It would be a great surprise if the U.S. and Russia met at the same point in terms of Syria's future, because the ultimate expectations of both countries are very different. Although both powers officially state that they want Syria to keep its territorial integrity, everyone else knows that this isn't their real intention. Establishing permanent peace in Syria isn't a policy these two countries agree on. Because the cease-fire that the U.S. and Russia lead didn't go on for too long. U.S. aircraft hit Syrian regime forces in Deir ez-Zor and more than 60 soldiers lost their lives. Although the U.S. argued that it was an accident, Russia didn't accept this as a valid excuse. The Russians (and Damascus) believe that this “accidental” attack served Daesh. Israel, on the other hand, is carrying out attacks on Damascus forces as part of its “no one should win policy.” At the same time, Russia and the U.S. cannot agree on why the cease-fire was broken or who broke it.
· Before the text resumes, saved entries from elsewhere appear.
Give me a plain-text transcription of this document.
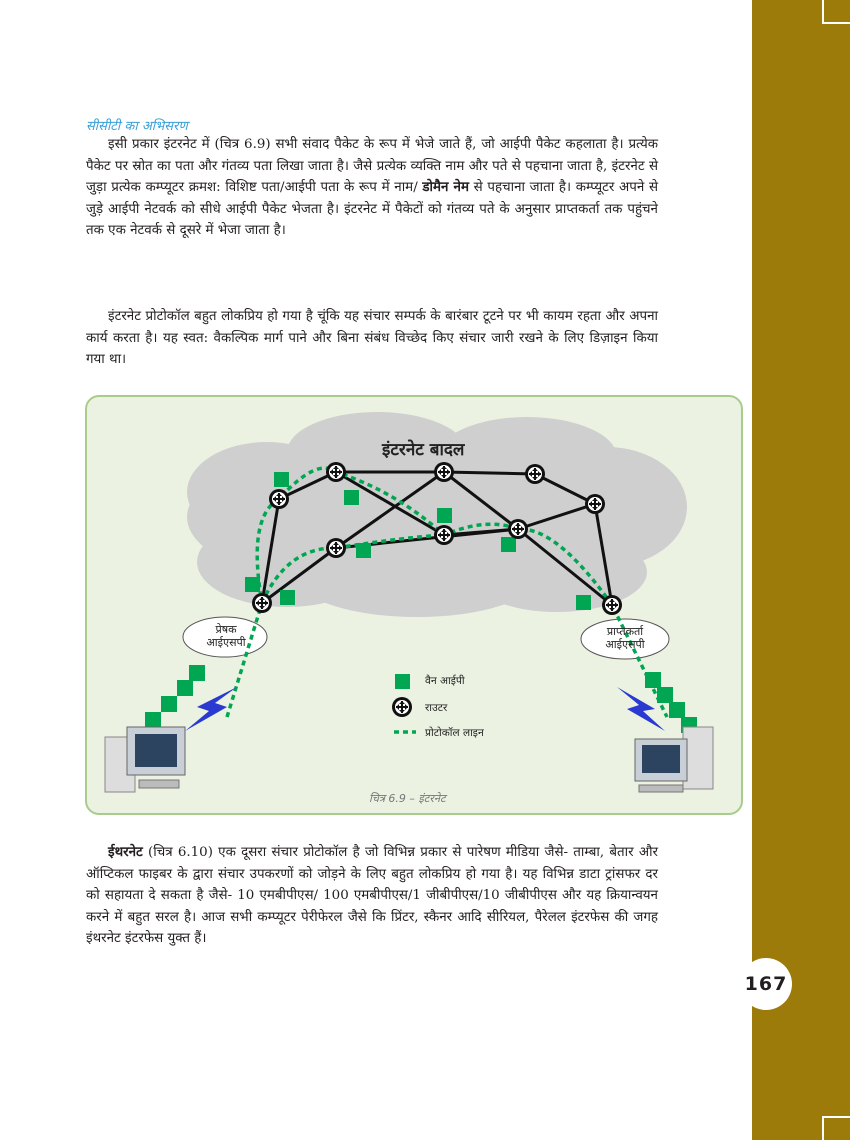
सीसीटी का अभिसरण

इसी प्रकार इंटरनेट में (चित्र 6.9) सभी संवाद पैकेट के रूप में भेजे जाते हैं, जो आईपी पैकेट कहलाता है। प्रत्येक पैकेट पर स्रोत का पता और गंतव्य पता लिखा जाता है। जैसे प्रत्येक व्यक्ति नाम और पते से पहचाना जाता है, इंटरनेट से जुड़ा प्रत्येक कम्प्यूटर क्रमश: विशिष्ट पता/आईपी पता के रूप में नाम/ डोमैन नेम से पहचाना जाता है। कम्प्यूटर अपने से जुड़े आईपी नेटवर्क को सीधे आईपी पैकेट भेजता है। इंटरनेट में पैकेटों को गंतव्य पते के अनुसार प्राप्तकर्ता तक पहुंचने तक एक नेटवर्क से दूसरे में भेजा जाता है।

इंटरनेट प्रोटोकॉल बहुत लोकप्रिय हो गया है चूंकि यह संचार सम्पर्क के बारंबार टूटने पर भी कायम रहता और अपना कार्य करता है। यह स्वत: वैकल्पिक मार्ग पाने और बिना संबंध विच्छेद किए संचार जारी रखने के लिए डिज़ाइन किया गया था।

इंटरनेट बादल
प्रेषक
आईएसपी
प्राप्तकर्ता
आईएसपी
वैन आईपी
राउटर
प्रोटोकॉल लाइन
चित्र 6.9 – इंटरनेट

ईथरनेट (चित्र 6.10) एक दूसरा संचार प्रोटोकॉल है जो विभिन्न प्रकार से पारेषण मीडिया जैसे- ताम्बा, बेतार और ऑप्टिकल फाइबर के द्वारा संचार उपकरणों को जोड़ने के लिए बहुत लोकप्रिय हो गया है। यह विभिन्न डाटा ट्रांसफर दर को सहायता दे सकता है जैसे- 10 एमबीपीएस/ 100 एमबीपीएस/1 जीबीपीएस/10 जीबीपीएस और यह क्रियान्वयन करने में बहुत सरल है। आज सभी कम्प्यूटर पेरीफेरल जैसे कि प्रिंटर, स्कैनर आदि सीरियल, पैरेलल इंटरफेस की जगह इंथरनेट इंटरफेस युक्त हैं।

167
A strategy as such, a no-win policy, was a policy we saw during the Iran-Iraq war. Muhammed Heykel, an Egyptian journalist who observes the Arab world very well, says that the U.S. was using a zigzag policy during the Iran-Iraq war. According to this theory, although Washington didn't want Bagdad to be completely defeated, it couldn't hide its hope that Bagdad would come out weaker. The war dragging on benefitted everyone except for Iran and Iraq. According to Henry Kissinger, an effective name in the U.S., it was the first war the U.S. hoped both countries lost. When one side became stronger on the battlefield, the U.S., sometimes openly sometimes sneakily, supported the other side so both sides remained equal. Iran was on one side of the scale while Iraq was on the other side. The U.S.'s aim was to ensure both sides remained balanced. This balance was sometimes ensured by giving false or misleading intelligence information.
The happiest party at the end of the day was Israel. Former Mossad President Efraim Halewy said that they remained merrily impartial for seven years while watching the conflict between the Shiites and the Sunnis. According to Halewy, they both served Israel's strategic interests and worked toward weakening Iraq and Iran. This war served to weaken the key point of Israel's planning: The “eastern front threat.” This war was compensation for the toppling of Israel's strategic ally, the Iran shah.
When the war ended in 1988, both sides had massive losses. Close to 1 million people lost their lives, and about 2 million people were injured. The losses for both countries was about $390 billion. While Iran's daily petrol production was 4.6 million barrels in 1979, this number dropped to 600,000 barrels in 1981. Iraq's petrol production dropped from 3 million to 550,000 barrels. The Gulf Emirates spent $42 billion on Iraq during this war period. The natural resources of Iran, Iraq and the Arabian Peninsula were wasted with this war. A reasonable part of this money filled the pockets of Western weapon industrialists. When the sides of a war are Muslim, the U.S., the West and Russia want the war to continue. They will not give this up as long as it does not affect their interests.